Re: [PATCH 1/4] statx: Add a system call to make enhanced file info available
From: Dave Chinner
Date: Thu Nov 17 2016 - 18:41:52 EST
On Thu, Nov 17, 2016 at 01:35:03PM +0000, David Howells wrote:
> Add a system call to make extended file information available, including
> file creation, data version and some attribute flags where available
> through the underlying filesystem.
>
>
> ========
> OVERVIEW
> ========
>
> The idea was initially proposed as a set of xattrs that could be retrieved
> with getxattr(), but the general preferance proved to be for a new syscall
> with an extended stat structure.
>
> This has a number of uses:
>
....
> (5) Data version number: Could be used by userspace NFS servers [Aneesh
> Kumar].
>
> Can also be used to modify fill_post_wcc() in NFSD which retrieves
> i_version directly, but has just called vfs_getattr(). It could get
> it from the kstat struct if it used vfs_xgetattr() instead.
This needs a much clearer name that stx_version as "version" is
entirely ambiguous. e.g. Inodes have internal version numbers to
disambiguate life cycles. and there are versioning filesystems
which have multiple versions of the same file.
So if stx_version this is intended to export the internal filesystem
inode change counter (i.e. inode->i_version) then lets call it that:
stx_modification_count. It's clear and unambiguous as to what it
represents, especially as this counter is more than just a "data
modification" counter - inode metadata modifications will also
cause it to change....
....
> (13) FS_IOC_GETFLAGS value. These could be translated to BSD's st_flags.
> Note that the Linux IOC flags are a mess and filesystems such as Ext4
> define flags that aren't in linux/fs.h, so translation in the kernel
> may be a necessity (or, possibly, we provide the filesystem type too).
And we now also have FS_IOC_FSGETXATTR that extends the flags
and information userspace can get from filesystems. It makes little
sense to now add xstat() and not add everything this interface
also exports...
> The defined bits in request_mask and stx_mask are:
>
> STATX_TYPE Want/got stx_mode & S_IFMT
> STATX_MODE Want/got stx_mode & ~S_IFMT
> STATX_NLINK Want/got stx_nlink
> STATX_UID Want/got stx_uid
> STATX_GID Want/got stx_gid
> STATX_ATIME Want/got stx_atime{,_ns}
> STATX_MTIME Want/got stx_mtime{,_ns}
> STATX_CTIME Want/got stx_ctime{,_ns}
> STATX_INO Want/got stx_ino
> STATX_SIZE Want/got stx_size
> STATX_BLOCKS Want/got stx_blocks
> STATX_BASIC_STATS [The stuff in the normal stat struct]

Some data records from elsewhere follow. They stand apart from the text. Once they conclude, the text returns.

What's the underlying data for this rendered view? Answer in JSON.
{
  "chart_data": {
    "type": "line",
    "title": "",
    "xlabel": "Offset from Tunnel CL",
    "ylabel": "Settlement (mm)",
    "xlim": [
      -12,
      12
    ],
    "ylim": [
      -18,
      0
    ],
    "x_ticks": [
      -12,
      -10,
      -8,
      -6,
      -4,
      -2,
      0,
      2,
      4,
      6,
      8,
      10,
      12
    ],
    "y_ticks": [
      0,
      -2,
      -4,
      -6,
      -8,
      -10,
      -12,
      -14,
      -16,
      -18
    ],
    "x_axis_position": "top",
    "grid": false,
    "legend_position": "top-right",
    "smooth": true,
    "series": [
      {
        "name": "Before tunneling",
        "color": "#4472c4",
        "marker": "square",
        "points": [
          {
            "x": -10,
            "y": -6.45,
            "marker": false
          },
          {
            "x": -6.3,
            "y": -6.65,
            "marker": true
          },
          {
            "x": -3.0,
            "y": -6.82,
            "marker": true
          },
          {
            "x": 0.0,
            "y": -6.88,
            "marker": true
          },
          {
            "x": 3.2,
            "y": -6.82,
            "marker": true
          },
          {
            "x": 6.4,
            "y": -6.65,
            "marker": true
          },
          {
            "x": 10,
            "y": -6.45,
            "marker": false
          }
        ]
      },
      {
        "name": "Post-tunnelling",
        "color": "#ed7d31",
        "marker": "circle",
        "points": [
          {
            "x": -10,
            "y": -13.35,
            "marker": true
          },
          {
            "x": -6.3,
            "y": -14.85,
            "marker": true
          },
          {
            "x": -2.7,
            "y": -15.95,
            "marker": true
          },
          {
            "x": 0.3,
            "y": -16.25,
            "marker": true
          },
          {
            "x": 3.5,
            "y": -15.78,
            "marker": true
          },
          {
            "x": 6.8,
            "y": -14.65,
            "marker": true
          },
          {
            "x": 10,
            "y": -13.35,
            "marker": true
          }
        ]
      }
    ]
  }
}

> STATX_BTIME Want/got stx_btime{,_ns}
> STATX_VERSION Want/got stx_version
> STATX_ALL [All currently available stuff]
What happens when an application uses STATX_ALL from a future kernel
that defines more flags than are initially supported, and that
application then is run on a kernel that onyl supports the initial
fields?
> stx_btime is the file creation time; stx_version is the data version number
> (i_version); stx_mask is a bitmask indicating the data provided; and
> __spares*[] are where as-yet undefined fields can be placed.
>
> Time fields are split into separate seconds and nanoseconds fields to make
> packing easier and the granularities can be queried with the filesystem
> info system call. Note that times will be negative if before 1970; in such
> a case, the nanosecond fields will also be negative if not zero.

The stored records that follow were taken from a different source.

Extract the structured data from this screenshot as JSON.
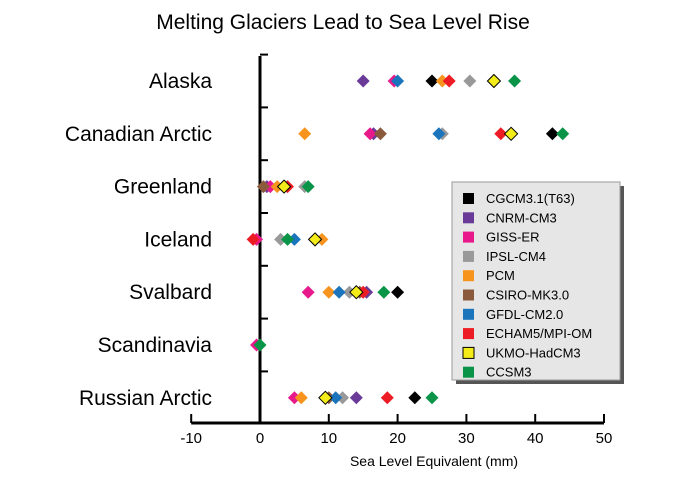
{
  "chart_data": {
    "type": "scatter",
    "title": "Melting Glaciers Lead to Sea Level Rise",
    "xlabel": "Sea Level Equivalent (mm)",
    "ylabel": "",
    "xlim": [
      -10,
      50
    ],
    "xticks": [
      "-10",
      "0",
      "10",
      "20",
      "30",
      "40",
      "50"
    ],
    "categories": [
      "Alaska",
      "Canadian Arctic",
      "Greenland",
      "Iceland",
      "Svalbard",
      "Scandinavia",
      "Russian Arctic"
    ],
    "grid": false,
    "legend_position": "right",
    "series": [
      {
        "name": "CGCM3.1(T63)",
        "color": "#000000",
        "values": [
          25.0,
          42.5,
          null,
          null,
          20.0,
          null,
          22.5
        ]
      },
      {
        "name": "CNRM-CM3",
        "color": "#6a3a98",
        "values": [
          15.0,
          16.5,
          1.0,
          null,
          15.5,
          null,
          14.0
        ]
      },
      {
        "name": "GISS-ER",
        "color": "#e8198b",
        "values": [
          19.5,
          16.0,
          1.5,
          -0.5,
          7.0,
          -0.5,
          5.0
        ]
      },
      {
        "name": "IPSL-CM4",
        "color": "#999999",
        "values": [
          30.5,
          26.5,
          6.5,
          3.0,
          13.0,
          null,
          12.0
        ]
      },
      {
        "name": "PCM",
        "color": "#f7941d",
        "values": [
          26.5,
          6.5,
          2.5,
          9.0,
          10.0,
          null,
          6.0
        ]
      },
      {
        "name": "CSIRO-MK3.0",
        "color": "#8b5a3c",
        "values": [
          null,
          17.5,
          0.5,
          null,
          14.5,
          null,
          10.0
        ]
      },
      {
        "name": "GFDL-CM2.0",
        "color": "#1b75bc",
        "values": [
          20.0,
          26.0,
          3.5,
          5.0,
          11.5,
          null,
          11.0
        ]
      },
      {
        "name": "ECHAM5/MPI-OM",
        "color": "#ed1c24",
        "values": [
          27.5,
          35.0,
          4.0,
          -1.0,
          15.0,
          null,
          18.5
        ]
      },
      {
        "name": "UKMO-HadCM3",
        "color": "#f3ec19",
        "values": [
          34.0,
          36.5,
          3.5,
          8.0,
          14.0,
          null,
          9.5
        ]
      },
      {
        "name": "CCSM3",
        "color": "#0a9447",
        "values": [
          37.0,
          44.0,
          7.0,
          4.0,
          18.0,
          0.0,
          25.0
        ]
      }
    ]
  }
}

So what happens in ten years time when we want to support
femptosecond resolution in the timestamp interface? We've got to
change everything to 64 bit? Shouldn't we just make everything
timestamp related 64 bit?
>
> The bits defined in the stx_attributes field convey information about a
> file, how it is accessed, where it is and what it does. The following
> attributes map to FS_*_FL flags and are the same numerical value:
Please isolate the new interface flags completely from the FS_*_FL
values. We should not repeat the mistake of tying values derived
from filesystem specific on-disk values to a user interface.

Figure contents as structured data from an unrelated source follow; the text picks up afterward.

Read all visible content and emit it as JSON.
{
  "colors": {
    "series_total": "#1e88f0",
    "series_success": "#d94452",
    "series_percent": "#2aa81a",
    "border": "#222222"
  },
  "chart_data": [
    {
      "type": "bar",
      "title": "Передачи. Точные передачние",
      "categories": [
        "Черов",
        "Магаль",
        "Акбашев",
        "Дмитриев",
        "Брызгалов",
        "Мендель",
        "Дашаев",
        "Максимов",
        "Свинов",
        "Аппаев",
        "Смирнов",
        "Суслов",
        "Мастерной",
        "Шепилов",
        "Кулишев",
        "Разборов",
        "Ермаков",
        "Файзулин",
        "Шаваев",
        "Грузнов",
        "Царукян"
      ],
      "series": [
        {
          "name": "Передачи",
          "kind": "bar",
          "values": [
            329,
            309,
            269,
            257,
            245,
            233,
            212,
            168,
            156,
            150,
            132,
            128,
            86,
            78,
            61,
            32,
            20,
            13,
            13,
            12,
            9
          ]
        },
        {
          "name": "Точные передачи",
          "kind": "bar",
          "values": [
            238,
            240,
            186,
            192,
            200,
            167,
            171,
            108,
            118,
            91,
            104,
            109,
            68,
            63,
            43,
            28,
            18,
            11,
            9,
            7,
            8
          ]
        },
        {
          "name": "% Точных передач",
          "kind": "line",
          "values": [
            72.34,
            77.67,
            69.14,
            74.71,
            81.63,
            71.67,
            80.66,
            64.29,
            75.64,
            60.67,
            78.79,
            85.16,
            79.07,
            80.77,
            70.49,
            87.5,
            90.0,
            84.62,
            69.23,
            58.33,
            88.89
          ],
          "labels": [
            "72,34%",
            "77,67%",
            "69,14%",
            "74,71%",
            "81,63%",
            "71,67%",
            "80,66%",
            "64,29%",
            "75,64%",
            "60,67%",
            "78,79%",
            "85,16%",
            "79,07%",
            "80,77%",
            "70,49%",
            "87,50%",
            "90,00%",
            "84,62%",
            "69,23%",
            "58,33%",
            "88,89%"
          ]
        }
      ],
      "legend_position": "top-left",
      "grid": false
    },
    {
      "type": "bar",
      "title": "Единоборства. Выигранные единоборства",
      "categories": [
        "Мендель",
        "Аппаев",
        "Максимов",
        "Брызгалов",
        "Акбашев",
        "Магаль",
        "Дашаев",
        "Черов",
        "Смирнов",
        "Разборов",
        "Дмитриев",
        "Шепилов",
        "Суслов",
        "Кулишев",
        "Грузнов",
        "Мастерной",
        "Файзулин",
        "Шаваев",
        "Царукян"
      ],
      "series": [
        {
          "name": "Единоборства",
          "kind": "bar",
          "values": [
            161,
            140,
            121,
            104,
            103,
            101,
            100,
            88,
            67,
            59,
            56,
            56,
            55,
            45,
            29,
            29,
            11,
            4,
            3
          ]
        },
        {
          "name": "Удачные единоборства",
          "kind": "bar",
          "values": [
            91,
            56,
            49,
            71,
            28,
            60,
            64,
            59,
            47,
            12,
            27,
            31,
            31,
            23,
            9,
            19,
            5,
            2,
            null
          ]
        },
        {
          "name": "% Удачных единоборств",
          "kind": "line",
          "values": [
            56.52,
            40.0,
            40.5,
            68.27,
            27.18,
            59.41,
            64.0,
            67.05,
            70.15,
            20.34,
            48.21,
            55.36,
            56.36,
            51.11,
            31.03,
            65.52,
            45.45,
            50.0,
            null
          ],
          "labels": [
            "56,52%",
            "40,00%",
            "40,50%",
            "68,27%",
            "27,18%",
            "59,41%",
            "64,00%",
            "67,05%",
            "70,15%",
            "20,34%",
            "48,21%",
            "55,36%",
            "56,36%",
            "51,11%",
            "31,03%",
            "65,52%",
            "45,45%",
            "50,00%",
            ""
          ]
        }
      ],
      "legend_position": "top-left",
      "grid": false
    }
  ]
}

> STATX_ATTR_COMPRESSED File is compressed by the fs
> STATX_ATTR_IMMUTABLE File is marked immutable
> STATX_ATTR_APPEND File is append-only
> STATX_ATTR_NODUMP File is not to be dumped
> STATX_ATTR_ENCRYPTED File requires key to decrypt in fs
>
> The supported flags are listed by:
>
> STATX_ATTR_FS_IOC_FLAGS
Again, we have many more common and extended flags than this.
NOATIME and SYNC are two that immediately come to mind as generic
flags that should be in this...
>
> [Are any other IOC flags of sufficient general interest to be exposed
> through this interface?]
>
> New flags include:
>
> STATX_ATTR_NONUNIX_OWNERSHIP File doesn't have Unixy ownership
> STATX_ATTR_HAS_ACL File has an ACL
So statx will require us to do ACL lookups? i.e. instead of just
reading the inode to get the information, we'll also have to do
extended attribute lookups? That's potentially very expensive if
the extended attribute is not stored in the inode....
> STATX_ATTR_KERNEL_API File is kernel API (eg: procfs/sysfs)
> STATX_ATTR_REMOTE File is remote and needs network
> STATX_ATTR_FABRICATED File was made up by fs
Every file is fabricated by a filesystem :P
Perhaps you're wanting "virtual file" because it is has no physical
presence?
> Fields in struct statx come in a number of classes:
>
> (0) stx_dev_*, stx_blksize.
>
> These are local system information and are always available.
What does stx_blksize actually mean? It's completely ambiguous in
stat() because we don't actually report the physical block size
here - we report the "minimum unit of efficient IO" that we expect
applications to use. Please define :P
> =======
> TESTING
> =======
>
> The following test program can be used to test the statx system call:
>
> samples/statx/test-statx.c
>
> Just compile and run, passing it paths to the files you want to examine.
> The file is built automatically if CONFIG_SAMPLES is enabled.
Can we get xfstests written to exercise and validate all this
functionality, please? I'd suggest that adding xfs_io support for
the statx syscall would be far more useful for xfstests than a
standalone test program, too. We already have equivalent stat()
functionality in xfs_io and that's used quite a bit in xfstests....
Cheers,
Dave.
--
Dave Chinner
david@xxxxxxxxxxxxx